History of the Old Kitchen

Many banquets and balls were held in this hall before 1926 and there was a need for a kitchen of some sort to cater for these occasions. Almost no information has come to light about the kitchen facilities prior to 1926 other than a note in the local paper the Burra Record in January 1913 stating that gas was extended to the side entrance and to the copper.

Perhaps the largest function to be held in this building was the banquet and presentation of medals to returned men, sponsored by the Burra Cheer-up Society for the returned men of the town and district. This celebration was held on 29th October 1919. Nearly 400 attended. The hall was artistically decorated and all was a great success. More than one sitting was required and guests waited outside under the trees on seating which was supplied. Compared with today’s catering facilities the conditions were primitive indeed and we can but wonder how the organisers coped with such a crowd.

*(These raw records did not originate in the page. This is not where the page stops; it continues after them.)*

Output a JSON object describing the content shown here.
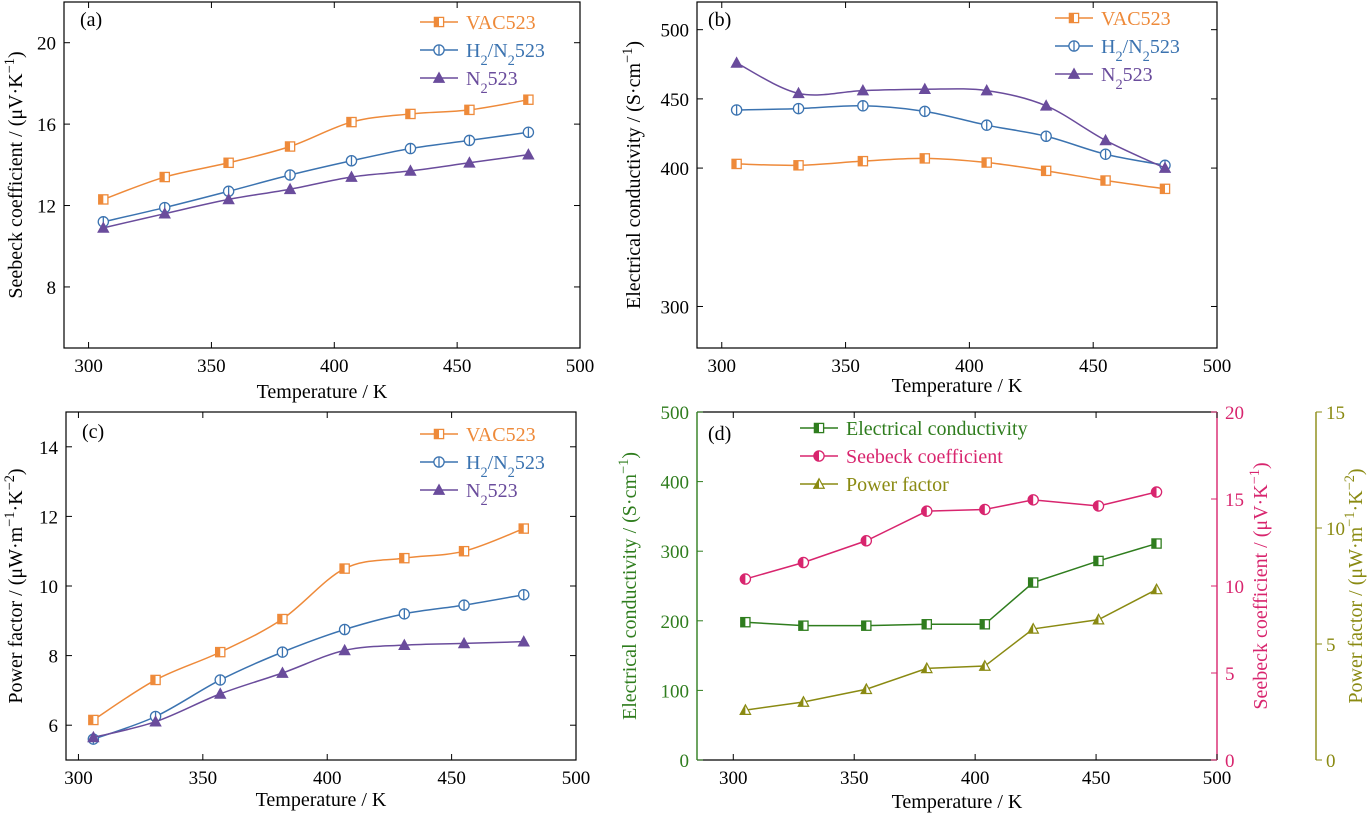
{
  "chart_data": [
    {
      "id": "a",
      "type": "line",
      "panel_label": "(a)",
      "xlabel": "Temperature / K",
      "ylabel": "Seebeck coefficient / (μV·K⁻¹)",
      "xlim": [
        290,
        500
      ],
      "ylim": [
        5,
        22
      ],
      "xticks": [
        300,
        350,
        400,
        450,
        500
      ],
      "yticks": [
        8,
        12,
        16,
        20
      ],
      "legend_position": "top-right",
      "series": [
        {
          "name": "VAC523",
          "color": "#ee8a3a",
          "marker": "square",
          "x": [
            306,
            331,
            357,
            382,
            407,
            431,
            455,
            479
          ],
          "y": [
            12.3,
            13.4,
            14.1,
            14.9,
            16.1,
            16.5,
            16.7,
            17.2
          ]
        },
        {
          "name": "H₂/N₂523",
          "color": "#3b73b0",
          "marker": "circle",
          "x": [
            306,
            331,
            357,
            382,
            407,
            431,
            455,
            479
          ],
          "y": [
            11.2,
            11.9,
            12.7,
            13.5,
            14.2,
            14.8,
            15.2,
            15.6
          ]
        },
        {
          "name": "N₂523",
          "color": "#6a4c9c",
          "marker": "triangle",
          "x": [
            306,
            331,
            357,
            382,
            407,
            431,
            455,
            479
          ],
          "y": [
            10.9,
            11.6,
            12.3,
            12.8,
            13.4,
            13.7,
            14.1,
            14.5
          ]
        }
      ]
    },
    {
      "id": "b",
      "type": "line",
      "panel_label": "(b)",
      "xlabel": "Temperature / K",
      "ylabel": "Electrical conductivity / (S·cm⁻¹)",
      "xlim": [
        290,
        500
      ],
      "ylim": [
        270,
        520
      ],
      "xticks": [
        300,
        350,
        400,
        450,
        500
      ],
      "yticks": [
        300,
        400,
        450,
        500
      ],
      "legend_position": "top-right",
      "series": [
        {
          "name": "VAC523",
          "color": "#ee8a3a",
          "marker": "square",
          "x": [
            306,
            331,
            357,
            382,
            407,
            431,
            455,
            479
          ],
          "y": [
            403,
            402,
            405,
            407,
            404,
            398,
            391,
            385
          ]
        },
        {
          "name": "H₂/N₂523",
          "color": "#3b73b0",
          "marker": "circle",
          "x": [
            306,
            331,
            357,
            382,
            407,
            431,
            455,
            479
          ],
          "y": [
            442,
            443,
            445,
            441,
            431,
            423,
            410,
            402
          ]
        },
        {
          "name": "N₂523",
          "color": "#6a4c9c",
          "marker": "triangle",
          "x": [
            306,
            331,
            357,
            382,
            407,
            431,
            455,
            479
          ],
          "y": [
            476,
            454,
            456,
            457,
            456,
            445,
            420,
            400
          ]
        }
      ]
    },
    {
      "id": "c",
      "type": "line",
      "panel_label": "(c)",
      "xlabel": "Temperature / K",
      "ylabel": "Power factor / (μW·m⁻¹·K⁻²)",
      "xlim": [
        295,
        500
      ],
      "ylim": [
        5,
        15
      ],
      "xticks": [
        300,
        350,
        400,
        450,
        500
      ],
      "yticks": [
        6,
        8,
        10,
        12,
        14
      ],
      "legend_position": "top-right",
      "series": [
        {
          "name": "VAC523",
          "color": "#ee8a3a",
          "marker": "square",
          "x": [
            306,
            331,
            357,
            382,
            407,
            431,
            455,
            479
          ],
          "y": [
            6.15,
            7.3,
            8.1,
            9.05,
            10.5,
            10.8,
            11.0,
            11.65
          ]
        },
        {
          "name": "H₂/N₂523",
          "color": "#3b73b0",
          "marker": "circle",
          "x": [
            306,
            331,
            357,
            382,
            407,
            431,
            455,
            479
          ],
          "y": [
            5.6,
            6.25,
            7.3,
            8.1,
            8.75,
            9.2,
            9.45,
            9.75
          ]
        },
        {
          "name": "N₂523",
          "color": "#6a4c9c",
          "marker": "triangle",
          "x": [
            306,
            331,
            357,
            382,
            407,
            431,
            455,
            479
          ],
          "y": [
            5.65,
            6.1,
            6.9,
            7.5,
            8.15,
            8.3,
            8.35,
            8.4
          ]
        }
      ]
    },
    {
      "id": "d",
      "type": "line",
      "panel_label": "(d)",
      "xlabel": "Temperature / K",
      "ylabel": "Electrical conductivity / (S·cm⁻¹)",
      "ylabel_right": "Seebeck coefficient / (μV·K⁻¹)",
      "ylabel_right2": "Power factor / (μW·m⁻¹·K⁻²)",
      "xlim": [
        285,
        500
      ],
      "ylim": [
        0,
        500
      ],
      "ylim_right": [
        0,
        20
      ],
      "ylim_right2": [
        0,
        15
      ],
      "xticks": [
        300,
        350,
        400,
        450,
        500
      ],
      "yticks": [
        0,
        100,
        200,
        300,
        400,
        500
      ],
      "yticks_right": [
        0,
        5,
        10,
        15,
        20
      ],
      "yticks_right2": [
        0,
        5,
        10,
        15
      ],
      "axis_colors": {
        "left": "#2f7d1e",
        "right": "#d8256e",
        "right2": "#8a8a12"
      },
      "legend_position": "top-left",
      "series": [
        {
          "name": "Electrical conductivity",
          "color": "#2f7d1e",
          "marker": "square-half",
          "axis": "left",
          "x": [
            305,
            329,
            355,
            380,
            404,
            424,
            451,
            475
          ],
          "y": [
            198,
            193,
            193,
            195,
            195,
            255,
            286,
            311
          ]
        },
        {
          "name": "Seebeck coefficient",
          "color": "#d8256e",
          "marker": "circle-half",
          "axis": "right",
          "x": [
            305,
            329,
            355,
            380,
            404,
            424,
            451,
            475
          ],
          "y": [
            10.4,
            11.35,
            12.6,
            14.3,
            14.4,
            14.95,
            14.6,
            15.4
          ]
        },
        {
          "name": "Power factor",
          "color": "#8a8a12",
          "marker": "triangle-half",
          "axis": "right2",
          "x": [
            305,
            329,
            355,
            380,
            404,
            424,
            451,
            475
          ],
          "y": [
            2.15,
            2.5,
            3.05,
            3.95,
            4.05,
            5.65,
            6.05,
            7.35
          ]
        }
      ]
    }
  ]
}
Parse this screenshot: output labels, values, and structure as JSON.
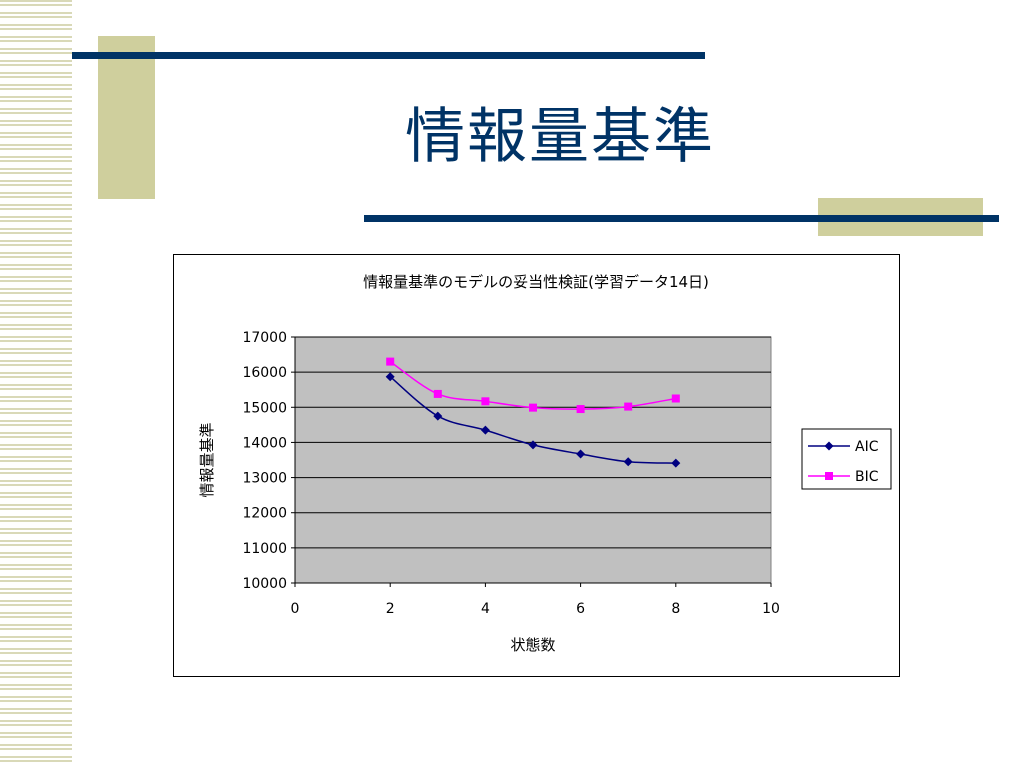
{
  "slide": {
    "title": "情報量基準",
    "colors": {
      "title": "#003366",
      "rule": "#003366",
      "accent_block": "#cfcf9d",
      "stripes": "#d9d9b8"
    }
  },
  "chart_data": {
    "type": "line",
    "title": "情報量基準のモデルの妥当性検証(学習データ14日)",
    "xlabel": "状態数",
    "ylabel": "情報量基準",
    "xlim": [
      0,
      10
    ],
    "ylim": [
      10000,
      17000
    ],
    "xticks": [
      0,
      2,
      4,
      6,
      8,
      10
    ],
    "yticks": [
      10000,
      11000,
      12000,
      13000,
      14000,
      15000,
      16000,
      17000
    ],
    "grid": "horizontal",
    "plot_background": "#c0c0c0",
    "legend": "right",
    "series": [
      {
        "name": "AIC",
        "color": "#000080",
        "marker": "diamond",
        "x": [
          2,
          3,
          4,
          5,
          6,
          7,
          8
        ],
        "values": [
          15870,
          14750,
          14350,
          13930,
          13670,
          13450,
          13410
        ]
      },
      {
        "name": "BIC",
        "color": "#ff00ff",
        "marker": "square",
        "x": [
          2,
          3,
          4,
          5,
          6,
          7,
          8
        ],
        "values": [
          16300,
          15380,
          15170,
          14990,
          14950,
          15020,
          15250
        ]
      }
    ]
  }
}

Big changes occurred to this hall in 1926 when the stage was enlarged by demolishing the two dressing rooms at the back of the stage and building dressing rooms at the rear. The fire place on the stage is all that is left of the original dressing rooms. The kitchen was enclosed and a useful passage created.

The Annual General Meeting of the Burra Institute of January 1927 reported the following

There is now a side entrance to an enclosed kitchen on the south side and a stairway leading to dressing rooms. The kitchen was enclosed on the south side and extended by a long underground passage, fitted with a table and also a servery through the wall to the supper room. The stage can be screened to serve as a supper room and stage at the same time. The opera Les Cloches de Corneville on 15 & 16 December was the first performance after the alterations.

The report suggests that the previous kitchen was not enclosed and was indeed a very small working space. What a luxury the extension passage and servery would have been.

Oral history records that the local women would spend days at home baking before a big event and on the day would have to trudge up the rough path at the south side of the hall to this kitchen laden with baskets of cakes and savouries. Their home made delights would be arranged on plates and laid out for serving to guests on a long bench in the passage. The window as well as the servery was thrown open, the copper filled and stoked the fire in the stove lit so the oven would be hot enough to warm the savouries brought from home. After the event was over there would have been many able hands available to help with the washing up – no running water in this kitchen. At the conclusion of events the ladies were always thanked for providing a fine supper.

Until 1926 the lodge room may have been used as the supper room. Today this is the room to the left of the southern foyer. It seems quite an inconvenient location. In 1926 the stage was screened to serve as a supper room or stage, this location must have suited the organisers as this little kitchen served the hall for approximately 36 years until the present kitchen was built and the reading room of the library converted to the supper room as we see it today. How times have changed and what time consuming events needed to occur to provide a supper for many at the Burra Institute.

Funds for the 2007 restoration of this old kitchen have been provided by the Goyder Council Heritage Fund with many hours of volunteer labour by Roy Taplin.